Damit spielte Sager auf eine Auseinandersetzung zwischen dem wirtschaftspolitischen Sprecher der grünen Fraktion, Werner Schulz, und Bundesumweltminister Jürgen Trittin (Grüne) an. Schulz hat sich in einem Positionspapier gegen „Wachstumsförderung auf Pump“ ausgesprochen. „Ein Investitionsprogramm für die Kommunen kommt nur dann in Betracht, wenn die Mittel an anderer Stelle erwirtschaftet werden können“, so Schulz. Dagegen hat Trittin in einem Beitrag für die taz (11. März) erklärt, dass Deutschland sich unter bestimmten Bedingungen „von der Priorität der Haushaltskonsolidierung verabschieden“ müsse.

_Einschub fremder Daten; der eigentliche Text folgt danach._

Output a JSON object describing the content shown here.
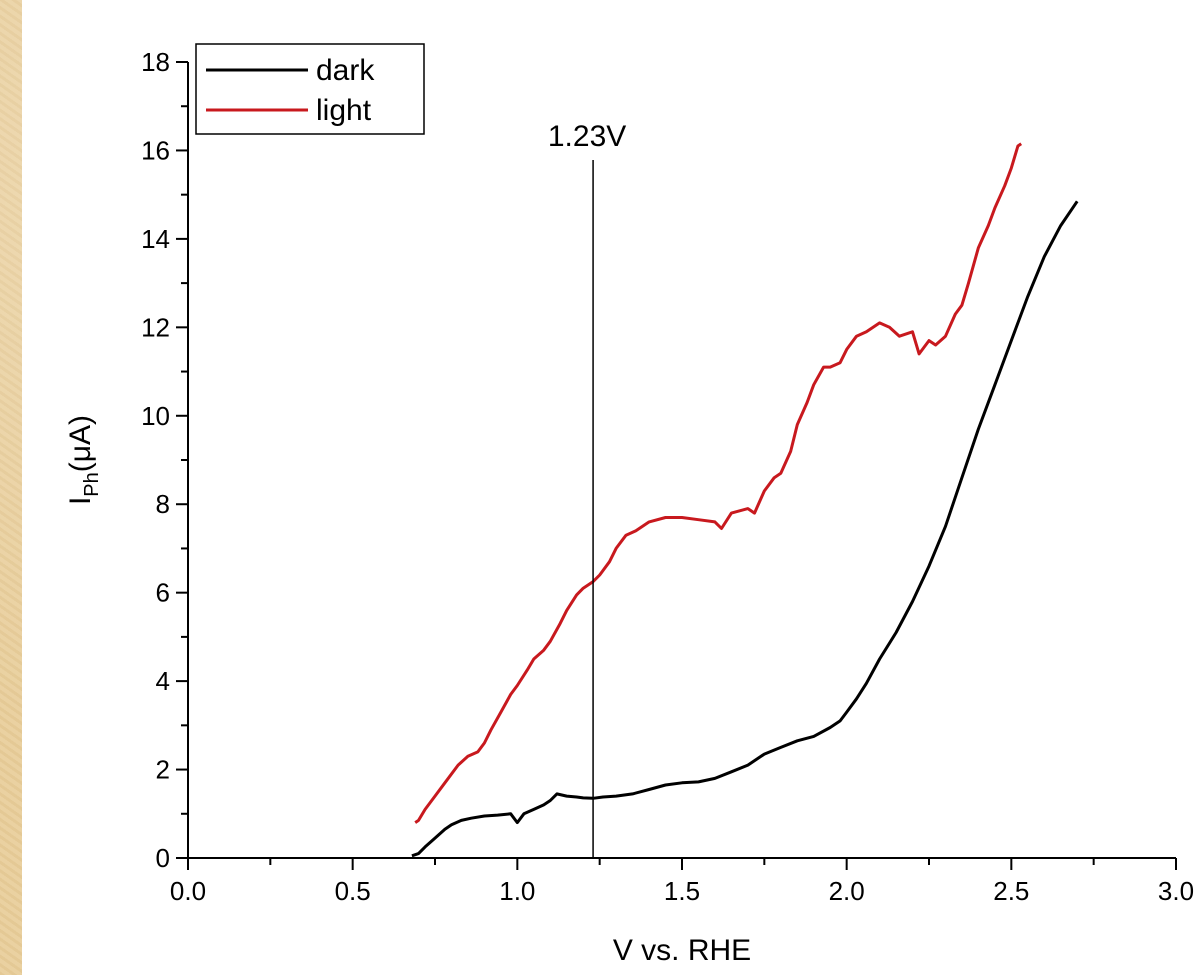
{
  "chart_data": {
    "type": "line",
    "title": "",
    "xlabel": "V vs. RHE",
    "ylabel": {
      "main": "I",
      "sub": "Ph",
      "rest": "(μA)"
    },
    "xlim": [
      0.0,
      3.0
    ],
    "ylim": [
      0,
      18
    ],
    "xticks": [
      "0.0",
      "0.5",
      "1.0",
      "1.5",
      "2.0",
      "2.5",
      "3.0"
    ],
    "yticks": [
      "0",
      "2",
      "4",
      "6",
      "8",
      "10",
      "12",
      "14",
      "16",
      "18"
    ],
    "grid": false,
    "legend": {
      "position": "top-left",
      "entries": [
        {
          "name": "dark",
          "color": "#000000"
        },
        {
          "name": "light",
          "color": "#c8191e"
        }
      ]
    },
    "annotations": [
      {
        "type": "vline",
        "x": 1.23,
        "label": "1.23V"
      }
    ],
    "series": [
      {
        "name": "dark",
        "color": "#000000",
        "x": [
          0.68,
          0.7,
          0.72,
          0.75,
          0.78,
          0.8,
          0.83,
          0.86,
          0.9,
          0.94,
          0.98,
          1.0,
          1.02,
          1.05,
          1.08,
          1.1,
          1.12,
          1.15,
          1.18,
          1.2,
          1.23,
          1.26,
          1.3,
          1.35,
          1.4,
          1.45,
          1.5,
          1.55,
          1.6,
          1.65,
          1.7,
          1.75,
          1.8,
          1.85,
          1.9,
          1.95,
          1.98,
          2.0,
          2.03,
          2.06,
          2.1,
          2.15,
          2.2,
          2.25,
          2.3,
          2.35,
          2.4,
          2.45,
          2.5,
          2.55,
          2.6,
          2.65,
          2.7
        ],
        "y": [
          0.05,
          0.1,
          0.25,
          0.45,
          0.65,
          0.75,
          0.85,
          0.9,
          0.95,
          0.97,
          1.0,
          0.8,
          1.0,
          1.1,
          1.2,
          1.3,
          1.45,
          1.4,
          1.38,
          1.36,
          1.35,
          1.38,
          1.4,
          1.45,
          1.55,
          1.65,
          1.7,
          1.72,
          1.8,
          1.95,
          2.1,
          2.35,
          2.5,
          2.65,
          2.75,
          2.95,
          3.1,
          3.3,
          3.6,
          3.95,
          4.5,
          5.1,
          5.8,
          6.6,
          7.5,
          8.6,
          9.7,
          10.7,
          11.7,
          12.7,
          13.6,
          14.3,
          14.85
        ]
      },
      {
        "name": "light",
        "color": "#c8191e",
        "x": [
          0.69,
          0.7,
          0.72,
          0.75,
          0.78,
          0.82,
          0.85,
          0.88,
          0.9,
          0.92,
          0.95,
          0.98,
          1.0,
          1.03,
          1.05,
          1.08,
          1.1,
          1.13,
          1.15,
          1.18,
          1.2,
          1.23,
          1.25,
          1.28,
          1.3,
          1.33,
          1.36,
          1.4,
          1.45,
          1.5,
          1.55,
          1.6,
          1.62,
          1.65,
          1.7,
          1.72,
          1.75,
          1.78,
          1.8,
          1.83,
          1.85,
          1.88,
          1.9,
          1.93,
          1.95,
          1.98,
          2.0,
          2.03,
          2.06,
          2.1,
          2.13,
          2.16,
          2.2,
          2.22,
          2.25,
          2.27,
          2.3,
          2.33,
          2.35,
          2.37,
          2.4,
          2.43,
          2.45,
          2.48,
          2.5,
          2.52,
          2.53
        ],
        "y": [
          0.8,
          0.85,
          1.1,
          1.4,
          1.7,
          2.1,
          2.3,
          2.4,
          2.6,
          2.9,
          3.3,
          3.7,
          3.9,
          4.25,
          4.5,
          4.7,
          4.9,
          5.3,
          5.6,
          5.95,
          6.1,
          6.25,
          6.4,
          6.7,
          7.0,
          7.3,
          7.4,
          7.6,
          7.7,
          7.7,
          7.65,
          7.6,
          7.45,
          7.8,
          7.9,
          7.8,
          8.3,
          8.6,
          8.7,
          9.2,
          9.8,
          10.3,
          10.7,
          11.1,
          11.1,
          11.2,
          11.5,
          11.8,
          11.9,
          12.1,
          12.0,
          11.8,
          11.9,
          11.4,
          11.7,
          11.6,
          11.8,
          12.3,
          12.5,
          13.0,
          13.8,
          14.3,
          14.7,
          15.2,
          15.6,
          16.1,
          16.15
        ]
      }
    ]
  }
}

Die Auseinandersetzung zwischen Trittin und Schulz ist Ausdruck einer Verschiebung der politischen Gewichte innerhalb der grünen Fraktion. Die Anhänger des Konsolidierungskurses, neben Schulz auch Finanzexpertin Christine Scheel und der Nachwuchs-Abgeordnete Alexander Bonde, sehen sich in der Defensive. Nachdem Rot-Grün vier Jahre wie ein Mann hinter Bundesfinanzminister Hans Eichel (SPD) stand und die Reduzierung der jährlichen Neuverschuldung unter 3 Prozent des Bruttoinlandsprodukts als oberstes Ziel verfolgte, stellen Konjunkturdelle und drohender Irakkrieg dieses haushaltspolitische Projekt nun in Frage. Bundeskanzler Schröder wird morgen ein öffentliches Investitionsprogramm präsentieren, das ohne zusätzliche Schulden kaum zu finanzieren ist.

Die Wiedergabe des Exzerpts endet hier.